Toxoprion Temporal range: 358–259 Ma PreꞒ Ꞓ O S D C P T J K Pg N Early Carboniferous to Late Permian

Scientific classification
- Kingdom: Animalia
- Phylum: Chordata
- Class: Chondrichthyes
- Subclass: Holocephali
- Order: †Eugeneodontida
- Family: †Helicoprionidae
- Genus: †Toxoprion Hay, 1909
- Type species: Toxoprion lecontei Hay, 1909

= Toxoprion =

Extinct genus of cartilaginous fishes

Toxoprion (Ancient Greek for "bow saw") is an extinct genus of eugeneodont holocephalans whose fossils are found in marine strata from the Early Carboniferous until the Late Permian near Eureka, Nevada.

==Description==

Toxoprion was one of the many Carboniferous eugeneodonts which bore a palatoquadrate fused to its skull or reduced in other forms, and had its heavily serrated teeth grow outwards on the symphysis of the lower jaw similar to a rounded saw. Despite its jaw showing similarities to another eugeneodont, Helicoprion, the tooth row of Toxoprion does not coil back on itself, as seen in Helicoprion, but instead forms a downward curved tooth whorl similar to Campyloprion, Lestrodus, and Edestus. As in most members of eugeneodontida, the smaller teeth found near the anterior end of the whorl represent the oldest teeth, which the animal grew as a juvenile and the larger and younger teeth found near the back of the whorl represent teeth grown in adulthood. An interesting distinction of Toxoprion are that its older anterior teeth typically appear more rounded than the younger and sharper teeth near the back of its whorl.
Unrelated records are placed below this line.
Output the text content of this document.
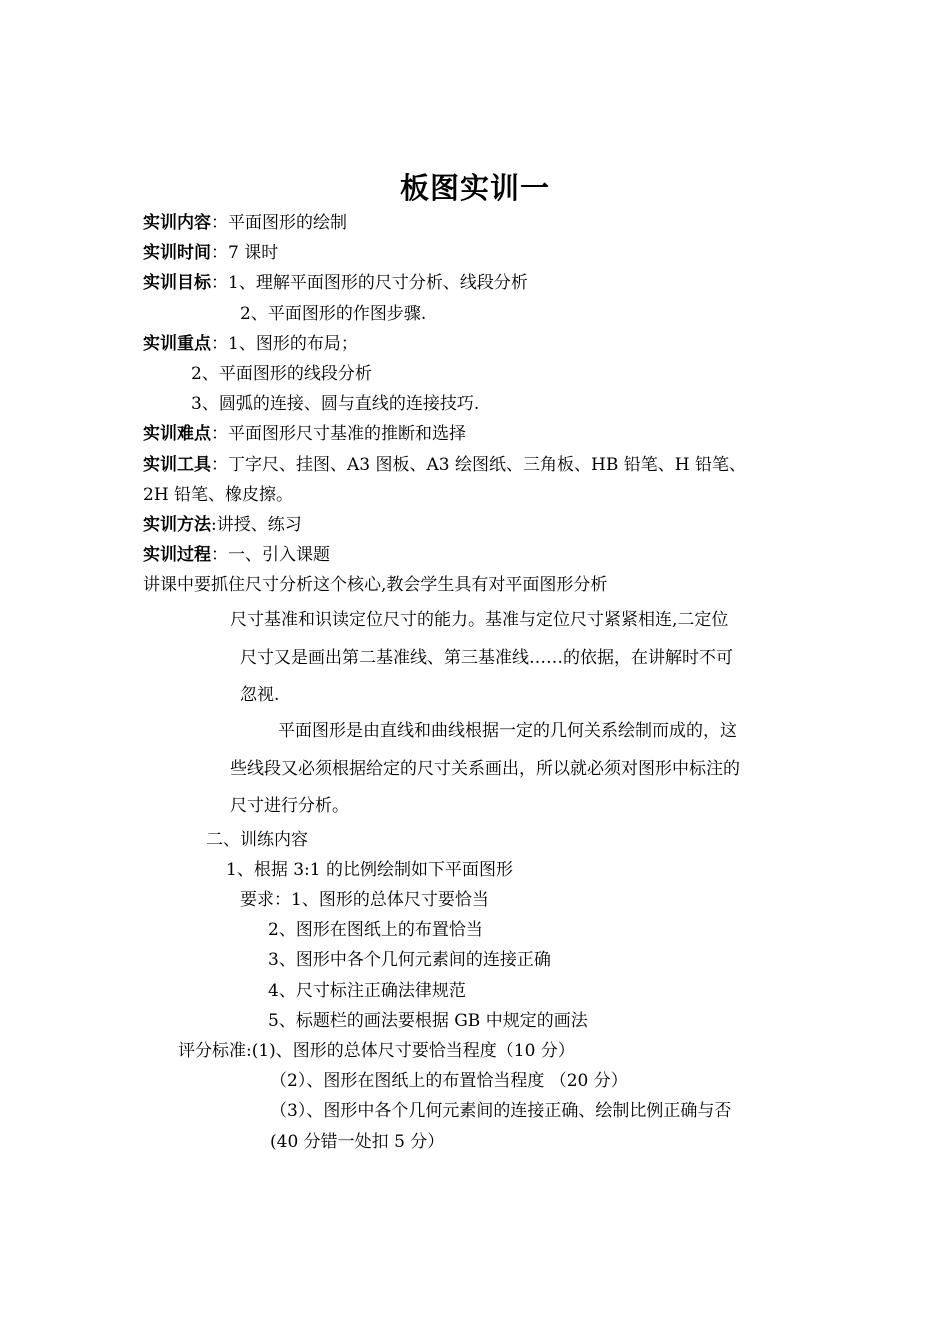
板图实训一
实训内容：平面图形的绘制
实训时间：7 课时
实训目标：1、理解平面图形的尺寸分析、线段分析
2、平面图形的作图步骤.
实训重点：1、图形的布局；
2、平面图形的线段分析
3、圆弧的连接、圆与直线的连接技巧.
实训难点：平面图形尺寸基准的推断和选择
实训工具：丁字尺、挂图、A3 图板、A3 绘图纸、三角板、HB 铅笔、H 铅笔、
2H 铅笔、橡皮擦。
实训方法:讲授、练习
实训过程：一、引入课题
讲课中要抓住尺寸分析这个核心,教会学生具有对平面图形分析
尺寸基准和识读定位尺寸的能力。基准与定位尺寸紧紧相连,二定位
尺寸又是画出第二基准线、第三基准线……的依据，在讲解时不可
忽视.
平面图形是由直线和曲线根据一定的几何关系绘制而成的，这
些线段又必须根据给定的尺寸关系画出，所以就必须对图形中标注的
尺寸进行分析。
二、训练内容
1、根据 3:1 的比例绘制如下平面图形
要求：1、图形的总体尺寸要恰当
2、图形在图纸上的布置恰当
3、图形中各个几何元素间的连接正确
4、尺寸标注正确法律规范
5、标题栏的画法要根据 GB 中规定的画法
评分标准:(1)、图形的总体尺寸要恰当程度（10 分）
（2）、图形在图纸上的布置恰当程度 （20 分）
（3）、图形中各个几何元素间的连接正确、绘制比例正确与否
(40 分错一处扣 5 分）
This may represent damage from feeding or may signify a change in diet and/or feeding strategy with age.

==Taxonomy==

The genus acquired its name from the Greek word τόξο (tóxo), from the bow-shaped jaw on which the teeth of the creature were arranged, and πριόνι (prióni), for the number of triangular serrated teeth it had. While originally suggested to be a member of the genus Helicoprion, it was later shown to be a distinct animal. The genus contains one species, T. lecontei.